The story that began with phlorizin is still in progress. The newer SGLTi drugs offer a greatly improved balance of benefits versus risks, and their use in T1D is clearly an exciting possibility. It would offer the first adjunctive oral therapy for this important cohort of patients. But we do need more information to personalize the use of these powerful new agents in T1D. So, is use of SGLTi agents in T1D “an obvious choice,” or are the promises of this approach “too good to be true”? The key lies in precise identification of which patients will obtain the greatest benefit with the least risk.
Article Information
Funding and Duality of Interest.
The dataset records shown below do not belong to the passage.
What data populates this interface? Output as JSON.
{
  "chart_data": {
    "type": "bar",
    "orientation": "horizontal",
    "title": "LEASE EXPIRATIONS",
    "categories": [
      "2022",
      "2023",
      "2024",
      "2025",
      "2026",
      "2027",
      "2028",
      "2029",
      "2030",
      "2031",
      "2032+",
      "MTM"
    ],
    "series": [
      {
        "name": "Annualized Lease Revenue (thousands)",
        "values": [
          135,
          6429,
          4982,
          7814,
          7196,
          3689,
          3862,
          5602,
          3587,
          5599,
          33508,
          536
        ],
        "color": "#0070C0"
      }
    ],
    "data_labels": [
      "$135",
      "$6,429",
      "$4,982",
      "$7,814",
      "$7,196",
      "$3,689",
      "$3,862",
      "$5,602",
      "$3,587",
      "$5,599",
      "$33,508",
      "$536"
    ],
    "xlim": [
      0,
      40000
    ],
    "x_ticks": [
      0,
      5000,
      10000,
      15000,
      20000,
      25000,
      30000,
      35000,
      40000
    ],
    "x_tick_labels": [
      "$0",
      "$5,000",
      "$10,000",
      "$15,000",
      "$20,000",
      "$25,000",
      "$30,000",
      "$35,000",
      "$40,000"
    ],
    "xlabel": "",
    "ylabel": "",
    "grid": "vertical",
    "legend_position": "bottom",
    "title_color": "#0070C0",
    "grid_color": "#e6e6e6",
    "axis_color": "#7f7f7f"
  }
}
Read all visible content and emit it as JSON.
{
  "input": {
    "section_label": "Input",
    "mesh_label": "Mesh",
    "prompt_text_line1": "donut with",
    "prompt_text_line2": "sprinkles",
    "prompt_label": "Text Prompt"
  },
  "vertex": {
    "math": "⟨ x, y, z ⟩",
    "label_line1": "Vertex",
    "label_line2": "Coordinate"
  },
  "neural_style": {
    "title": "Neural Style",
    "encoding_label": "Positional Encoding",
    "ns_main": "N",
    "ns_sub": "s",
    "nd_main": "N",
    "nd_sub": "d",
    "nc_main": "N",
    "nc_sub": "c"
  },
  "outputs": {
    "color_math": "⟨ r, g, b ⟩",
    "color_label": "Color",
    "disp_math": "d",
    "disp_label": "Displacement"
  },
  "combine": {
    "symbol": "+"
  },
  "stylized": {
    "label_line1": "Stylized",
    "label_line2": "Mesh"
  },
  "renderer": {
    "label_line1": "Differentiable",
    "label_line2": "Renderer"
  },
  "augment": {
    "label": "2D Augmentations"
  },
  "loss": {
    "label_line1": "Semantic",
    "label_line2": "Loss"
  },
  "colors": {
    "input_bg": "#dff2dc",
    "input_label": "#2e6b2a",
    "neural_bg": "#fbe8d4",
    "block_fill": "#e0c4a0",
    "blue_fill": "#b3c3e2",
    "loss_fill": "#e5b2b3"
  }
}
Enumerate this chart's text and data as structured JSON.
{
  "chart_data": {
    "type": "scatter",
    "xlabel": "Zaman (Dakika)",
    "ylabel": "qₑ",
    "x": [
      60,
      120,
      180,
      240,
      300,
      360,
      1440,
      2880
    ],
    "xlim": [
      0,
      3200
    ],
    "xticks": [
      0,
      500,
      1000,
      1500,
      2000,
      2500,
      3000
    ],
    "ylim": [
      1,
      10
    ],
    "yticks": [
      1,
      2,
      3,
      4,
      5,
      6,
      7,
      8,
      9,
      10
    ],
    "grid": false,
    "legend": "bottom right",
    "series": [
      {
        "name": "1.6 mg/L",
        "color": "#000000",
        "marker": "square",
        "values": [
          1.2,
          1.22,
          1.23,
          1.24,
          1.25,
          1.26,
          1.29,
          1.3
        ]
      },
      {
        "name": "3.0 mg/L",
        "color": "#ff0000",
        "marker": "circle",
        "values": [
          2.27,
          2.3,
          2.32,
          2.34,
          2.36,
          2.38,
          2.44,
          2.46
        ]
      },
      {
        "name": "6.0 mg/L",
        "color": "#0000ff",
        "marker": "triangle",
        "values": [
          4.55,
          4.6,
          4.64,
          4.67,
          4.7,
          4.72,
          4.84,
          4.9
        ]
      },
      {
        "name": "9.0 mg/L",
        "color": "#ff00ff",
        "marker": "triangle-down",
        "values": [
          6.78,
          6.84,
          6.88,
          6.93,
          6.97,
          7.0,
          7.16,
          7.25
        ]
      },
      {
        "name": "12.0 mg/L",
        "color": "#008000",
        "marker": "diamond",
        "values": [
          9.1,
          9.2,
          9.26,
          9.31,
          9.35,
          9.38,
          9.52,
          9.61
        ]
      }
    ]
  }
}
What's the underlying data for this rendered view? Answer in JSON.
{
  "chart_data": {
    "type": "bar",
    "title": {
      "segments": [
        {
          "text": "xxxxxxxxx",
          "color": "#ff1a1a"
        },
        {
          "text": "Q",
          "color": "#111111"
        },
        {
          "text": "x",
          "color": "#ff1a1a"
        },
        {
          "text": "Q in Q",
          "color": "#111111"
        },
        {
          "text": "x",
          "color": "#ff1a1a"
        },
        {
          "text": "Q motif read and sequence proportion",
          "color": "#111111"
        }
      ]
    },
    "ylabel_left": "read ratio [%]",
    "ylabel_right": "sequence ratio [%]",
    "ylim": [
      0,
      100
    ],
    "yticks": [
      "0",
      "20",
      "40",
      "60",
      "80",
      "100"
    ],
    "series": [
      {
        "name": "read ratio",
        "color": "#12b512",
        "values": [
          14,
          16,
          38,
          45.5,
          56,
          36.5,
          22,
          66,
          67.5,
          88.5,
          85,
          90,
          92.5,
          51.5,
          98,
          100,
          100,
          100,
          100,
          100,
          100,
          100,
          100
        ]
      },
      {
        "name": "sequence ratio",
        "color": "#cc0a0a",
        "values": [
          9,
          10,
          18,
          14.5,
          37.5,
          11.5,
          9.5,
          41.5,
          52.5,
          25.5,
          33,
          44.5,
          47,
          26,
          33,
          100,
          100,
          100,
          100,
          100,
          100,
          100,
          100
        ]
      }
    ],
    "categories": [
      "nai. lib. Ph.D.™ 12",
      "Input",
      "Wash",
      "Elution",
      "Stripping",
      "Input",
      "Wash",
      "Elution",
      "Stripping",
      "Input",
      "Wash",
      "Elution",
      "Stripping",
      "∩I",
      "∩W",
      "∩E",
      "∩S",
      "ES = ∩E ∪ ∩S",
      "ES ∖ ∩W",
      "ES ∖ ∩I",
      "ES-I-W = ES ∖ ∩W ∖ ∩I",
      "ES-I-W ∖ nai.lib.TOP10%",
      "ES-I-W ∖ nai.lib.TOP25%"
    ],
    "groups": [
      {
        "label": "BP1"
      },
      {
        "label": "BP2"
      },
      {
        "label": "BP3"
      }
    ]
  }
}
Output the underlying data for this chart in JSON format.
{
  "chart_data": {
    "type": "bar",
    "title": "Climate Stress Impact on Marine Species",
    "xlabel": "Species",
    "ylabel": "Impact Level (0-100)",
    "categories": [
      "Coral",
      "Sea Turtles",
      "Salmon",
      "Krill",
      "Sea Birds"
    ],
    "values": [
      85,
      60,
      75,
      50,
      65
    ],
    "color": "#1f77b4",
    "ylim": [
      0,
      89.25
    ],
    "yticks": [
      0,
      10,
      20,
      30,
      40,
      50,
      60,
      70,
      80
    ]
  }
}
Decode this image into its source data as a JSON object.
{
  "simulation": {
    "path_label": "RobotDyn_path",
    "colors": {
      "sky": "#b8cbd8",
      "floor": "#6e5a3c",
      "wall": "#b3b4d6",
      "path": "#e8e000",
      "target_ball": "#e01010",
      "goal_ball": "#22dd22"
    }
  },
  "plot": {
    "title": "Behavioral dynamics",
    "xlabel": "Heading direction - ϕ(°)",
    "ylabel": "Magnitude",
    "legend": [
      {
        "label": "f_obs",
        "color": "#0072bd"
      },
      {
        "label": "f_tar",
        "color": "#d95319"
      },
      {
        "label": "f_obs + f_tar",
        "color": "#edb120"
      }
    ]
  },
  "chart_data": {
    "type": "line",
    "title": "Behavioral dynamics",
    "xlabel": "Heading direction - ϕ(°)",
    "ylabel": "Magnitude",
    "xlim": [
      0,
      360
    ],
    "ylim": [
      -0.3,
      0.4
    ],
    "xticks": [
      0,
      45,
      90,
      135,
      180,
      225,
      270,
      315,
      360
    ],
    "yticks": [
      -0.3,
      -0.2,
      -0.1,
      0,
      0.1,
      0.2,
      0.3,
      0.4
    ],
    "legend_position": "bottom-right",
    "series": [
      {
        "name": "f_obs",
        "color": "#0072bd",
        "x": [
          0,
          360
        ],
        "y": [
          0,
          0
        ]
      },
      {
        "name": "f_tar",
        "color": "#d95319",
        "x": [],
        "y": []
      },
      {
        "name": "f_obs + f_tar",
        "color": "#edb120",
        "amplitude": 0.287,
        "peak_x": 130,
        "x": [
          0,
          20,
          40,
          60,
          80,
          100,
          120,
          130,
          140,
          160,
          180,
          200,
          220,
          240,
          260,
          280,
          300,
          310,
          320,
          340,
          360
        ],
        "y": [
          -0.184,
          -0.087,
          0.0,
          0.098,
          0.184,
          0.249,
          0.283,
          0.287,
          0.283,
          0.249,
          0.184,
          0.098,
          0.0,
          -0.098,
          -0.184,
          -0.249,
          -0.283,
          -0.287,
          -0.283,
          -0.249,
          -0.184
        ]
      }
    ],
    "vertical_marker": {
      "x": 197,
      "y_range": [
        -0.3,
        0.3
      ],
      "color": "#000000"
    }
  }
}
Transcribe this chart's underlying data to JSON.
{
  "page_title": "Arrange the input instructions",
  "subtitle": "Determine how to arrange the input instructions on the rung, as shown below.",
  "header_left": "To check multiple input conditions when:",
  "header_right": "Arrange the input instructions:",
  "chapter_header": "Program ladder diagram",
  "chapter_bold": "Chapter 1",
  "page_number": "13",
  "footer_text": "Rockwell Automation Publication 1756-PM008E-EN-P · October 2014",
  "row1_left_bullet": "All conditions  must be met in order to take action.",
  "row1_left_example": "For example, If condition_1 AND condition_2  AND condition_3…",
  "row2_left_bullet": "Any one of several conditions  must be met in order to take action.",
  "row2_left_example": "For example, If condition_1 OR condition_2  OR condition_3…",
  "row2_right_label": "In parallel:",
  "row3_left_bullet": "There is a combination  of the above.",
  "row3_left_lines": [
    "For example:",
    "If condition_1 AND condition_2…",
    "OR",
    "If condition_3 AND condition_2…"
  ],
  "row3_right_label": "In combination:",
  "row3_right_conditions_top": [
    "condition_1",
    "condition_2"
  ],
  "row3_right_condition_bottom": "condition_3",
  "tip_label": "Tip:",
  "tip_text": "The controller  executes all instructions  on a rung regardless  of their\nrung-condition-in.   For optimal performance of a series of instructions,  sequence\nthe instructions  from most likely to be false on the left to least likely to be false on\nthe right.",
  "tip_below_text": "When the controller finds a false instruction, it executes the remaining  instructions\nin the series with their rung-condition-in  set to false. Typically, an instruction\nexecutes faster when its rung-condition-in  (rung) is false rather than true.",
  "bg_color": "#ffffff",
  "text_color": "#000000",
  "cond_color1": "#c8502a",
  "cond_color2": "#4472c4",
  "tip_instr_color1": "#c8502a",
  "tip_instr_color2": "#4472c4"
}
No commercial sponsors contributed support. Financial support was provided in part by the Rose Hastings and Russell Standley Memorial Trusts. M.C.R. reports receiving research grant support through Oregon Health & Science University from Novo Nordisk and AstraZeneca and honoraria for consulting from Adocia, AstraZeneca, Dance, Elcelyx, Eli Lilly, GlaxoSmithKline, Novo Nordisk, Sanofi, and Theracos. These potential dualities of interest have been reviewed and managed by Oregon Health & Science University. W.T.C. is an employee of the American Diabetes Association. No other potential conflicts of interest relevant to this article were reported.